Marc Riboud (1923–2016) took his first photograph at the age of 14 when his father gave him a Kodak Vest-Pocket camera as a present. Afterwards, this young mechanical engineer working in a factory in Lyon was so affected after a single week of photographing the festival of Lyon, that he abandoned work as an engineer and began working as professional photographer.

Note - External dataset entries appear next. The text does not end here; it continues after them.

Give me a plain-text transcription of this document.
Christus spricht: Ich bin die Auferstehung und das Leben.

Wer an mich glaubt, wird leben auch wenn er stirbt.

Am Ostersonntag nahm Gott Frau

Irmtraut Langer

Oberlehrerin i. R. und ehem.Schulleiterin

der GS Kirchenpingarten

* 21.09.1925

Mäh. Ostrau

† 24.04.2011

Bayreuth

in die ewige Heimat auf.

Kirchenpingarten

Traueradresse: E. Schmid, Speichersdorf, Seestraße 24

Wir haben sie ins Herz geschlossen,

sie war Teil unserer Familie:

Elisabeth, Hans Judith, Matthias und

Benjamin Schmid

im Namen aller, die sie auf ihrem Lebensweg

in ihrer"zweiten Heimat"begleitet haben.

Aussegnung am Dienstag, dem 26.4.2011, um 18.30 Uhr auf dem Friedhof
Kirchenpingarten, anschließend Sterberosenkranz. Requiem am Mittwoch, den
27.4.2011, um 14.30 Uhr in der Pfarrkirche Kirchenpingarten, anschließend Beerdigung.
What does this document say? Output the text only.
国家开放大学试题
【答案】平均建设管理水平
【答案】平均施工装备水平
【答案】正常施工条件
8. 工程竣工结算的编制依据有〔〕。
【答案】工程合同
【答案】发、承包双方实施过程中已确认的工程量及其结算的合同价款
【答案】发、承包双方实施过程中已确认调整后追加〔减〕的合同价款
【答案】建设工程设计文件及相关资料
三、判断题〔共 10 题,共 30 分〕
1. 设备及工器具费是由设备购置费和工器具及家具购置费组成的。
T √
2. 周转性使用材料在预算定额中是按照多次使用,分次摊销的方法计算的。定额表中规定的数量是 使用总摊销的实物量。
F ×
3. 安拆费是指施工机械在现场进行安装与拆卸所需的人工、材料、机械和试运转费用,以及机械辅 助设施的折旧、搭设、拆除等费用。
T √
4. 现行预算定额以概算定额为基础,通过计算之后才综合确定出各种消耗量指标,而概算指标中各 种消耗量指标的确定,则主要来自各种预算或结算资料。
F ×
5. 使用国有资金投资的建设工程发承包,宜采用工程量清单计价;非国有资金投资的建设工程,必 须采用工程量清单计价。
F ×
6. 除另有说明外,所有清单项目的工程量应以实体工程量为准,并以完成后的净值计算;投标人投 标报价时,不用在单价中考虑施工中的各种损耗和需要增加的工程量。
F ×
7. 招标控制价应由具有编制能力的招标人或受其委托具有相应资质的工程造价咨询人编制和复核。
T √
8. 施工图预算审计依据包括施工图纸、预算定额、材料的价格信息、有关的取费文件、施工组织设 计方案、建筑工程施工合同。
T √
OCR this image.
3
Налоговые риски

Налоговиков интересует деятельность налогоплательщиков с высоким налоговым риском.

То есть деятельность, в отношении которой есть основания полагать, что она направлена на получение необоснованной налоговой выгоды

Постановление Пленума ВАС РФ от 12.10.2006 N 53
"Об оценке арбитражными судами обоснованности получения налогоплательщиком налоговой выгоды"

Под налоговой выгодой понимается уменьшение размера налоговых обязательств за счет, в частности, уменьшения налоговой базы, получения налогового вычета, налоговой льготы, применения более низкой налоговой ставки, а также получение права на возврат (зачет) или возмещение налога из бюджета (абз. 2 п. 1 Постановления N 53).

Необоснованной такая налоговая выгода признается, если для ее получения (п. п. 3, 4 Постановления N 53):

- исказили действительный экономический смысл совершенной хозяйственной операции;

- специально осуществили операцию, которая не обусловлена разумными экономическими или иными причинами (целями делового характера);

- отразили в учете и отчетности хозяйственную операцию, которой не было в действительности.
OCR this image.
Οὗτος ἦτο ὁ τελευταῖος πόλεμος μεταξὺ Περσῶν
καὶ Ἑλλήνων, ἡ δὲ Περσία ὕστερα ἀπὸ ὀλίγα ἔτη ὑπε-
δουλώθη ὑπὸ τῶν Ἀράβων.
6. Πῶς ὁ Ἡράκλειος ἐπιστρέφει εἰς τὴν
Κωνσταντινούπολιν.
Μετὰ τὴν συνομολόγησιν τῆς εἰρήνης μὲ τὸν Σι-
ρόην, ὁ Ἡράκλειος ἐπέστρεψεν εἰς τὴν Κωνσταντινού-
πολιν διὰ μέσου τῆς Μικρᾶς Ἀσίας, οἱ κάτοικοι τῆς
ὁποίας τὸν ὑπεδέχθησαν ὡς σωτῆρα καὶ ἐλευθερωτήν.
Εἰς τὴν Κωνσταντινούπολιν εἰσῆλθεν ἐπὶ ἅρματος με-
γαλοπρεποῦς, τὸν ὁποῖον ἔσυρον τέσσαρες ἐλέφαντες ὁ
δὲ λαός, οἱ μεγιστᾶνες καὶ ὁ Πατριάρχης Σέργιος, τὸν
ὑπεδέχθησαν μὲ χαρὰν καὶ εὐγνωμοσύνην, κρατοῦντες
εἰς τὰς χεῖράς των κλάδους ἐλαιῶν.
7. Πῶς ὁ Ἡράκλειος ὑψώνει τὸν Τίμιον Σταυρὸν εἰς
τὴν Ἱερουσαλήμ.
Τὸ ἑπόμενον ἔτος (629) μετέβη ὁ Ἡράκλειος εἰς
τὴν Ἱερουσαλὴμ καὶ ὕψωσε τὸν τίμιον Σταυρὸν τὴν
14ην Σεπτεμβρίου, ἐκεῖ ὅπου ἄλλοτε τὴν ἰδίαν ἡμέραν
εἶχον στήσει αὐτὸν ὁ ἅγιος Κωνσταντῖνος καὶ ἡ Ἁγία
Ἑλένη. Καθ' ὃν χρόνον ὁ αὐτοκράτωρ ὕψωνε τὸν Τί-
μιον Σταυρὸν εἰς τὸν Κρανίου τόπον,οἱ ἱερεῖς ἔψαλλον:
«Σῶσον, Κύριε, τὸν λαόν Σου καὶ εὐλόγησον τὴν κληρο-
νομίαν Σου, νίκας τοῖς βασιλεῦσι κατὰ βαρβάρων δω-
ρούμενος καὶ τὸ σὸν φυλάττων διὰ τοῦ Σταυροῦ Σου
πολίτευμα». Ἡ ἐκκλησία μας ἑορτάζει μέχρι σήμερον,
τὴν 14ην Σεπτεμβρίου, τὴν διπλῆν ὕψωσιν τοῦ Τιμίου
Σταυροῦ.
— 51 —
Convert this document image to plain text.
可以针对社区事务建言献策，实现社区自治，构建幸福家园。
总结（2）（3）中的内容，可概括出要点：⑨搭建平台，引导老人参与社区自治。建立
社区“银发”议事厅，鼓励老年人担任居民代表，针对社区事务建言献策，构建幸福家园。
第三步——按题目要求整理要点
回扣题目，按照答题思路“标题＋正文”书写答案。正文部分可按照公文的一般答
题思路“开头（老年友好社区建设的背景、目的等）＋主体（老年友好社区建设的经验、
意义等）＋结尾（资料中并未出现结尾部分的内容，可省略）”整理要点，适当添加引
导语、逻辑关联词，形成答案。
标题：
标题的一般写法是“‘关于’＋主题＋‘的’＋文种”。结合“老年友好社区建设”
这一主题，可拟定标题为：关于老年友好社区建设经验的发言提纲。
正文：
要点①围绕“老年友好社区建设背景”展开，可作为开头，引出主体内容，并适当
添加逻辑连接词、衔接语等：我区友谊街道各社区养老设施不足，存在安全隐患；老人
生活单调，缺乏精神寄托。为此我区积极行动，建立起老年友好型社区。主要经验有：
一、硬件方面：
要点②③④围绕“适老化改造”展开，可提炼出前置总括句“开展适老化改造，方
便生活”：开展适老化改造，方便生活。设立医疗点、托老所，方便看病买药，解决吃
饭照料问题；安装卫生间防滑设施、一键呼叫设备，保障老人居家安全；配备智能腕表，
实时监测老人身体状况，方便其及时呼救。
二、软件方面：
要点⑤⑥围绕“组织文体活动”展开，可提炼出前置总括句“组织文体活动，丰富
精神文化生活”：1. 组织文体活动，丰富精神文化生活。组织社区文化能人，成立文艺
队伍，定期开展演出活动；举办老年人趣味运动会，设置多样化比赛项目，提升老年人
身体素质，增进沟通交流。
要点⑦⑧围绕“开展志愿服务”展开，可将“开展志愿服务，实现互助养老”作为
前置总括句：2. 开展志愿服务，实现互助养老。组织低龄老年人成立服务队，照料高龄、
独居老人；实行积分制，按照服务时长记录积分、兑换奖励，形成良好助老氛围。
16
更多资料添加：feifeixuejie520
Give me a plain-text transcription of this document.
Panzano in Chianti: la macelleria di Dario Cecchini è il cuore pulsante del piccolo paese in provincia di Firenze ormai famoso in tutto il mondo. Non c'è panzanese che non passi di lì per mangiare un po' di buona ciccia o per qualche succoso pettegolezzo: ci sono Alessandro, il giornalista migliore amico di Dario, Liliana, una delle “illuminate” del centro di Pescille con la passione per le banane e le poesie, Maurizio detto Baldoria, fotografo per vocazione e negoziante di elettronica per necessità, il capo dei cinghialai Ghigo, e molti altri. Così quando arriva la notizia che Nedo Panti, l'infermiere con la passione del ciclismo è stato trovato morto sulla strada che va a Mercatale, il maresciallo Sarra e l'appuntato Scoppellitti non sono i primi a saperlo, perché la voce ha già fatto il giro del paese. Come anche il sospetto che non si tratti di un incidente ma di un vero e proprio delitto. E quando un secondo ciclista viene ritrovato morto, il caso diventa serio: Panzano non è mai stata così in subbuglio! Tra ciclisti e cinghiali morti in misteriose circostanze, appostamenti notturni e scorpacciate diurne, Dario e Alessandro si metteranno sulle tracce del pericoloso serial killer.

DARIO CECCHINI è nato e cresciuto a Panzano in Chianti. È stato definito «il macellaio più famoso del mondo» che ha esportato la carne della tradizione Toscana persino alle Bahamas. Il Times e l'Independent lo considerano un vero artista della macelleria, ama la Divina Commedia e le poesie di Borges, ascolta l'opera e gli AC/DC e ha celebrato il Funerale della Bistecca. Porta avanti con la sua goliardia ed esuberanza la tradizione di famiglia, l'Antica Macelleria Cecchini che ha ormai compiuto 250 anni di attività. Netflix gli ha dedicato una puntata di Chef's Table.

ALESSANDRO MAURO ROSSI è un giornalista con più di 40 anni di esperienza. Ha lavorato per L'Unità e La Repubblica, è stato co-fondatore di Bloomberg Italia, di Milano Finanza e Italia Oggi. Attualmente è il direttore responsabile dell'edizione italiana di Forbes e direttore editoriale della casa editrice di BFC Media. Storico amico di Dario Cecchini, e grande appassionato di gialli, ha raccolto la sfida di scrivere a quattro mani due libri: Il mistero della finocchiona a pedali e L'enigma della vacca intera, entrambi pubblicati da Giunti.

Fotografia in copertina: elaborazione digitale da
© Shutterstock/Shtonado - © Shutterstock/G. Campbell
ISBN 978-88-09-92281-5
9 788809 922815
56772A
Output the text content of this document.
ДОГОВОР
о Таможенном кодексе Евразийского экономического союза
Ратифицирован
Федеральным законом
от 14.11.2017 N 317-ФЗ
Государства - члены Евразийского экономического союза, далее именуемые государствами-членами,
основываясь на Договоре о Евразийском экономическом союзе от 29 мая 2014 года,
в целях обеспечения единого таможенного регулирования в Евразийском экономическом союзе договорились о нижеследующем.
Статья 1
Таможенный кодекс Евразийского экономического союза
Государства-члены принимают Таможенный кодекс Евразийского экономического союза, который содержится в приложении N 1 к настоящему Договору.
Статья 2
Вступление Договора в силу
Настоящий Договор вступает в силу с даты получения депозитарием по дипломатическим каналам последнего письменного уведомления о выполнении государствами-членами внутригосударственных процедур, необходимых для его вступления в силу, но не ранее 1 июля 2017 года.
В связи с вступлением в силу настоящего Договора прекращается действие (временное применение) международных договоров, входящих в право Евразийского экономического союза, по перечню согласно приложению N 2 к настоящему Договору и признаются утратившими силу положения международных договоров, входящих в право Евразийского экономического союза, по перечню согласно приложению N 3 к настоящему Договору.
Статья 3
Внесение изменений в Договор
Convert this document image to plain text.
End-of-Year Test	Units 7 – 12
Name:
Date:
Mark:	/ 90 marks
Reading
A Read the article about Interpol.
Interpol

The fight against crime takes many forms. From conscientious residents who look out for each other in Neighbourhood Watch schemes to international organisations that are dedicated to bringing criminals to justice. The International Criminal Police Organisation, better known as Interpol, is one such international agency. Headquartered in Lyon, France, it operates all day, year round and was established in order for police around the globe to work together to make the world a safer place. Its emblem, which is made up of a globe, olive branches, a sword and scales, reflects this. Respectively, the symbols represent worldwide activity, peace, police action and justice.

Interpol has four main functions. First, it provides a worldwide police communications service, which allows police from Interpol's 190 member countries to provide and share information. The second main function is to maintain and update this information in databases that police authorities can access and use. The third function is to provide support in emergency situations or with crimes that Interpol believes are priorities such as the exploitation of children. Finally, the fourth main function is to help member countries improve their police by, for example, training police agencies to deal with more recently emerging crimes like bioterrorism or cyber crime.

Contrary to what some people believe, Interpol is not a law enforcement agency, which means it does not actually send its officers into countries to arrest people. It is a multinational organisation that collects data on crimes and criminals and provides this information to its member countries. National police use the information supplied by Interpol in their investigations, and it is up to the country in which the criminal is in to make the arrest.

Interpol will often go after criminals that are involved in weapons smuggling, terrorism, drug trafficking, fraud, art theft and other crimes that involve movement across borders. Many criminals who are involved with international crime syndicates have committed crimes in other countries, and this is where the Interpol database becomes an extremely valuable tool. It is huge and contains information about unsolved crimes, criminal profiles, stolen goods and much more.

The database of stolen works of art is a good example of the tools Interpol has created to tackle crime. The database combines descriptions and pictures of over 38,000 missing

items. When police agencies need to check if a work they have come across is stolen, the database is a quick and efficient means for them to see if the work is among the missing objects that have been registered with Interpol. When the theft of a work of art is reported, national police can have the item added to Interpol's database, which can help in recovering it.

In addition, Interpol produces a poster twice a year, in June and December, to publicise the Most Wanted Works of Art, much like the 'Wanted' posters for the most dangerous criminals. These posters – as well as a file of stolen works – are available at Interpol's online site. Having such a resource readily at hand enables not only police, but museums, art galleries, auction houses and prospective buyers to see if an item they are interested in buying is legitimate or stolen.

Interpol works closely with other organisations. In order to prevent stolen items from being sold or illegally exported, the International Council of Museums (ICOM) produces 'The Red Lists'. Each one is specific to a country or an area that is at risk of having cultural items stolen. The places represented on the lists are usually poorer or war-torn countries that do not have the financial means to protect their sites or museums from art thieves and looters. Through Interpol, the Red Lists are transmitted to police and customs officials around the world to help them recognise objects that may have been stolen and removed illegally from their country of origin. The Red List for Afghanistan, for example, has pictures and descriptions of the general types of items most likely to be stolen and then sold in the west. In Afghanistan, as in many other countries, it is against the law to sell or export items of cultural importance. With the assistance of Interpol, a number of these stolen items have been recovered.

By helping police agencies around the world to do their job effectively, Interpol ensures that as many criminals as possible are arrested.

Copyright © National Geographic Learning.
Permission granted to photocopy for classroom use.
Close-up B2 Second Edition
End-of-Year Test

In 1951 he met Magnum agency photographers like Henri Cartier Bresson, Robert Capa and Chim (David Seymoury). They immediately spotted his talent for capturing the decisive moment and building compositions, and took him as one of them. In 1953 he published his first photograph - of the well-known house painter on Eiffel tower - in Life magazine and was officially accepted as a Magnum photographer. Between 1955 and 1968 Riboud travelled the globe: he went to the Near and Far East, to Nepal, China (in 1957 he was one of the first European photographers to go to China), the Soviet Union, and travelled by motorcycle all the way from Alaska to Mexico. Between 1960 and 70 he documented Africa, China, North and South Vietnam and Cambodia. Between 1970 and 80 he went back to the East, and also visited Poland and Czechoslovakia.
Riboud did not refer to himself as a photojournalist, but as a documentary photographer, and his visits to the many countries he travelled and documented were never limited to his specific assignment. His photographs reveal and communicate a decided comprehension and understanding, interpretations of scenes and shots and go far beyond simple reported information. He is best known for his extensive reporting of the East: The Three Banners of China, Face of North Vietnam, Visions of China, In China. He also created a good number of portraits of well-known artists, intellectuals and politicians. In 1979 he left the Magnum agency and settled down in France, from where he continued to travel to his many beloved destinations around the globe.
Marc Riboud is the recipient of the Leica Lifetime Achievement Award (2001). His works are found in many permanent collections, among them the MOMA New York, The Metropolitan Museum, New York, Musee d’Art Moderne de la Ville de Paris, Musee de Mexico and others.